L'histoire :
En mai 2001, sur le plateau d’une TV belge, l’ancien mercenaire Gérard Soete avoue, dans ses vieux jours, avoir été l’un de ceux qui ont fait disparaître le dirigeant congolais Patrice Lumumba, 40 ans plus tôt. Il le prouve en montrant la dent qu’il a pris soin de lui arracher avant de dissoudre son cadavre dans l’acide. Retour en arrière. En mai 1952, fier de son nouveau statut civil d’autochtone « évolué », le jeune Lumumba se rend à un entretien d’embauche dans une usine. Sa femme Pauline lui a sélectionné une belle cravate et il prend soin de monter à l’arrière du taxi qui le conduit, comme s’il était un des blancs colonisateurs du pays. Quand le vigile de l’entrée lit son passeport, il cesse de le tutoyer. Lumumba est cultivé, intelligent et formé au management occidental. Son entretien n’est qu’une formalité : les dirigeants l’accueillent comme s’il était l’un des leurs. Lumumba rentre chez lui ravi, avec un sentiment de supériorité qui l’arrange autant qu’il l’embarrasse. Tout faire comme s’il était un blanc aura fini par payer, mais cela ne signifie pas qu’il épouse au fond de lui la mentalité colonialiste. Loin de là. Lumumba est en effet très déterminé pour révolutionner les choses de l’intérieur, pacifiquement mais fermement, en rendant la fierté et la nation congolaise aux « indigènes »…

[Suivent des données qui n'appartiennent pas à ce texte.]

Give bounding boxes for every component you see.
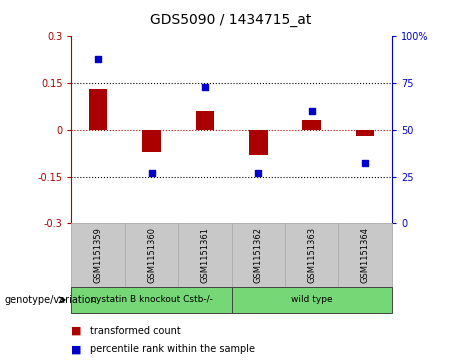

Ce qu'on en pense sur la planète BD :
Cette Dent du titre est tout ce qui reste aujourd’hui de Patrice Lumumba, premier Premier Ministre du Congo au moment de la décolonisation (1960), et mort assassiné un an plus tard. Passé le flashforward de 2001, le scénario de Nicolas Pitz nous brosse une biographie de ses 9 dernières années, à partir de sa vie active, c’est-à-dire à partir du moment où il reçoit le statut de noir autochtone « évolué » (1952), qui lui conférait le même niveau social que les blancs belges colonisateurs. Initialement rangé à la doctrine occidentale, Mumumba se mue progressivement en décolonisateur, une sorte de révolutionnaire qui tente de faire changer les choses de l’intérieur, pacifiquement, mais sans mâcher ses mots, avec une grande détermination. Il ne restera au pouvoir que 3 mois, puis sera accusé d’être responsable des morts lors des mouvements citoyens. Abandonné par l’ONU, il sera soutenu par les soviétiques et finalement arrêté, torturé, assassiné et dissout dans l’acide, par des congolais opposants à la solde des belges. Cette biographie partielle est éclairante, mais… reste partielle. Pierre Lecrenier la découpe sur un rythmé linéaire impeccable et la met en images de manière simple et limpide, la plupart du temps sans décors (majoritairement des dégradés ocre-jaunes), pour se concentrer sur les personnages, semi-réalistes et peu expressifs.